28. Dezember
Tag der unschuldigen Kindlein
Am andern Tage bietet sich durchs Fenster
ein grausam böses Bild den Augen dar:
Heran in Reihen zieht es wie Gespenster
mit Rüstung, Schwert und Lanze offenbar.
Zum Trommelschlag die schwarzen Fahnen wehen -
und Kriegsgesänge stimmte an die Schar.
„Herod lässt seine Söldnertruppen gehen
nach Bethlehem, zu stiften Mord und Not.
Die Mütter wird es treffen, wird man sehen -
denn unserm Kinde wünscht der König Tod!“
Der Engel, der mich führt, hob an zu trauern,
indes den Himmel färbt des Abends Rot:
„Er fing den EINEN nicht in seine Mauern.

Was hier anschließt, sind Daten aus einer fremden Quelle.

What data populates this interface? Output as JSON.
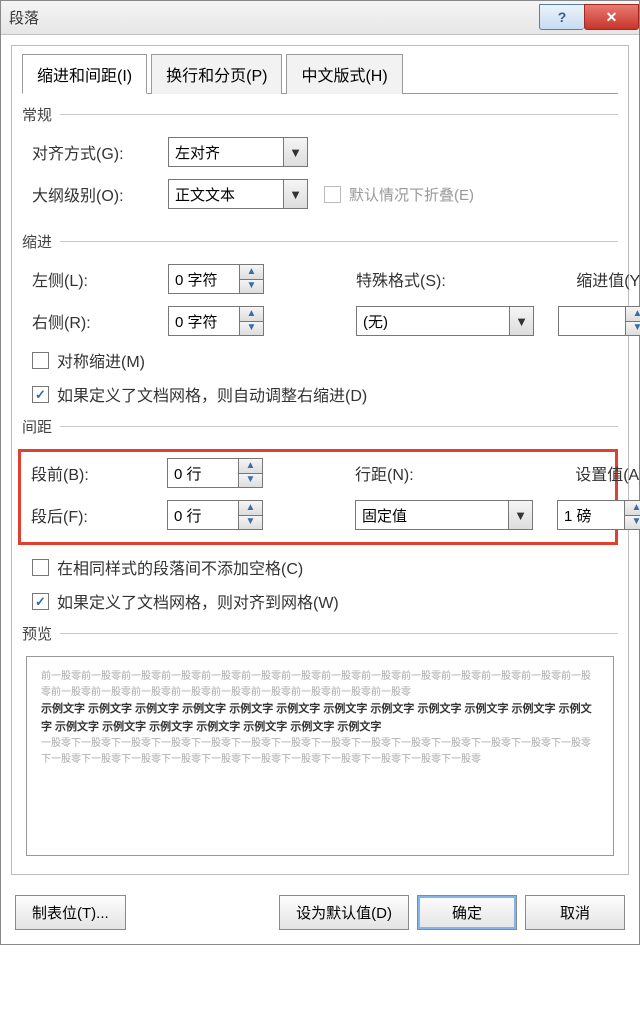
{
  "title": "段落",
  "tabs": [
    "缩进和间距(I)",
    "换行和分页(P)",
    "中文版式(H)"
  ],
  "general": {
    "header": "常规",
    "alignment_label": "对齐方式(G):",
    "alignment_value": "左对齐",
    "outline_label": "大纲级别(O):",
    "outline_value": "正文文本",
    "collapse_label": "默认情况下折叠(E)"
  },
  "indent": {
    "header": "缩进",
    "left_label": "左侧(L):",
    "left_value": "0 字符",
    "right_label": "右侧(R):",
    "right_value": "0 字符",
    "special_label": "特殊格式(S):",
    "special_value": "(无)",
    "indent_by_label": "缩进值(Y):",
    "indent_by_value": "",
    "mirror_label": "对称缩进(M)",
    "grid_label": "如果定义了文档网格，则自动调整右缩进(D)"
  },
  "spacing": {
    "header": "间距",
    "before_label": "段前(B):",
    "before_value": "0 行",
    "after_label": "段后(F):",
    "after_value": "0 行",
    "line_spacing_label": "行距(N):",
    "line_spacing_value": "固定值",
    "at_label": "设置值(A):",
    "at_value": "1 磅",
    "no_space_label": "在相同样式的段落间不添加空格(C)",
    "snap_label": "如果定义了文档网格，则对齐到网格(W)"
  },
  "preview": {
    "header": "预览",
    "gray_before": "前一股零前一股零前一股零前一股零前一股零前一股零前一股零前一股零前一股零前一股零前一股零前一股零前一股零前一股零前一股零前一股零前一股零前一股零前一股零前一股零前一股零前一股零前一股零",
    "sample": "示例文字 示例文字 示例文字 示例文字 示例文字 示例文字 示例文字 示例文字 示例文字 示例文字 示例文字 示例文字 示例文字 示例文字 示例文字 示例文字 示例文字 示例文字 示例文字",
    "gray_after": "一股零下一股零下一股零下一股零下一股零下一股零下一股零下一股零下一股零下一股零下一股零下一股零下一股零下一股零下一股零下一股零下一股零下一股零下一股零下一股零下一股零下一股零下一股零下一股零下一股零"
  },
  "buttons": {
    "tabs": "制表位(T)...",
    "default": "设为默认值(D)",
    "ok": "确定",
    "cancel": "取消"
  }
}
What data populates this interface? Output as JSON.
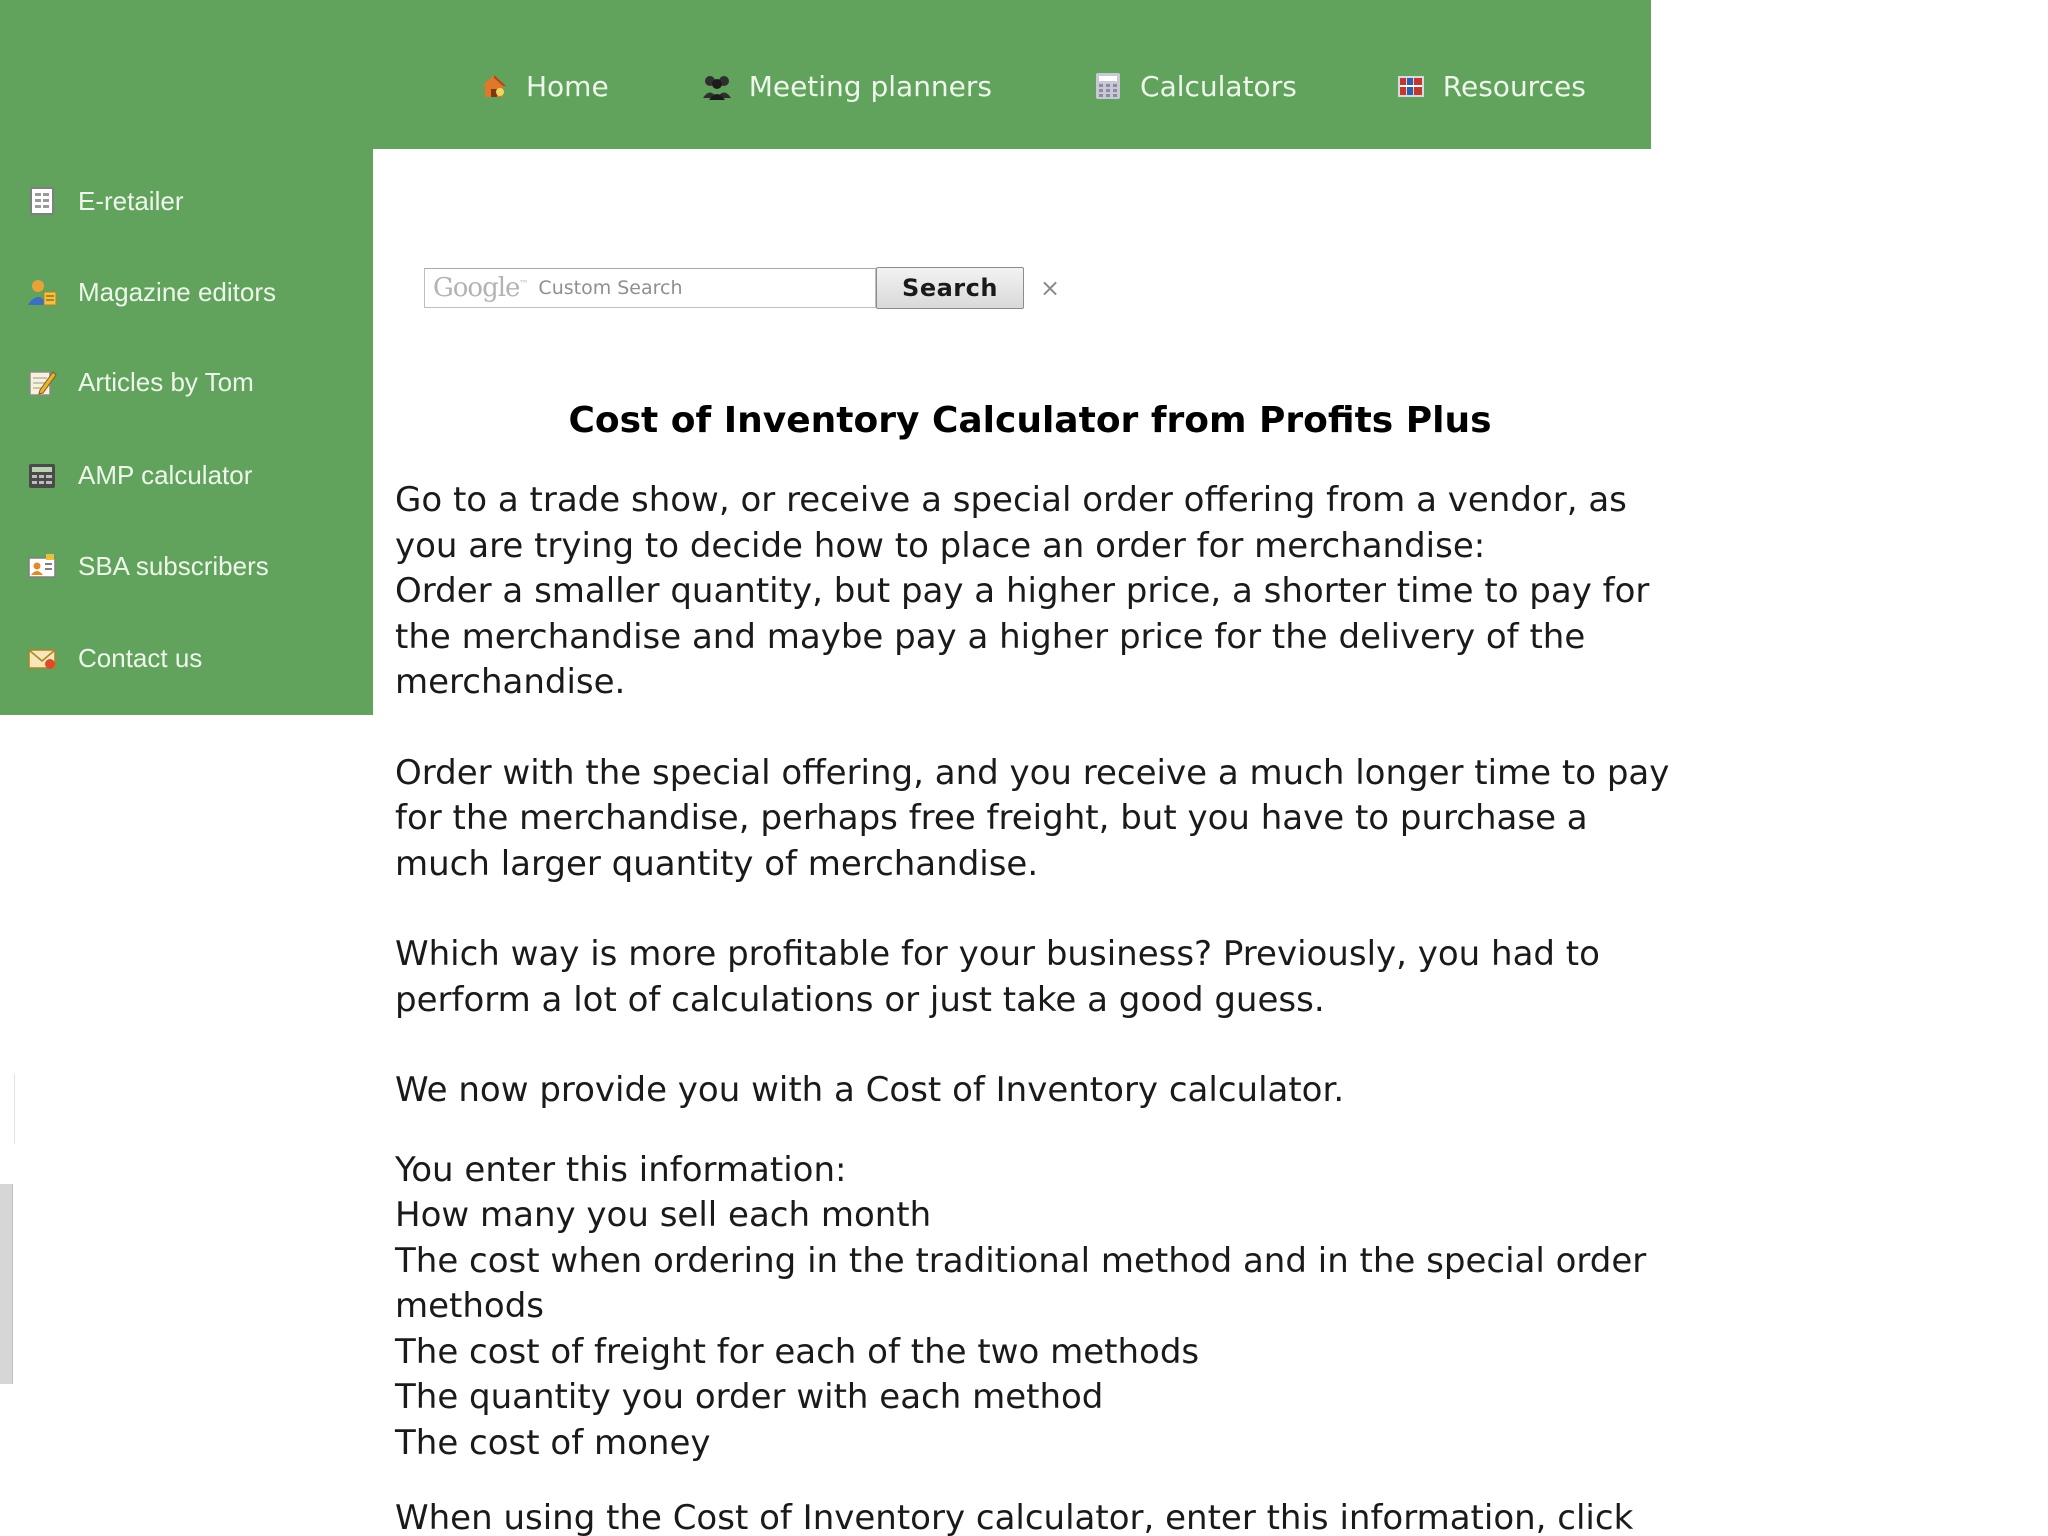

Drum rüstet er zur Strafexpedition
und tötet a l l e Knaben, ohne Dauern -
denn unter ihnen wähnt er Gottes Sohn.
Herodes sendet hundert Rotten Ritter
mit Kinderleichen stützt er seinen Thron ...“
Von ferne hörte ich den Schrei der Mütter
und fiel zu Boden an des Fensters Gitter.
Doch als ich zu mir kam, fing an zu flehen
ich oben auf des Aussichtsturms Abtei.
Des Schicksals Räder solle weiterdrehen
der Engel gleich, ich hülfe ihm dabei.
Und schrie: "Willst du die Hilfe unterlassen?“
Er aber achtet nicht die Litanei.
„Es gibt“, sagt er „uns Engelsvolk in Massen.
Und manchmal greifen wir auch wirklich ein.
Doch ich bin nur gesandt mit zuzufassen,
wo Menschen einsam wandern und allein.
In diesem Falle kann ich gar nichts machen -
doch schau nach oben in das höh‘re Sein …“
Und als ich´s tat, da sah ich welche wachen,
die malten, was geschah, mit stummem Mund
und feinem Pinselstrich. Als zartes Lachen
kam Angesicht um Angesicht zur Stund
hinzu. „Sieh hin, den abertausend Knaben
wird Blut verwandelt hier in goldnen Grund.
Im Haus der Bilder - wie in Honigwaben -
wird Christ sie alle immer um sich haben."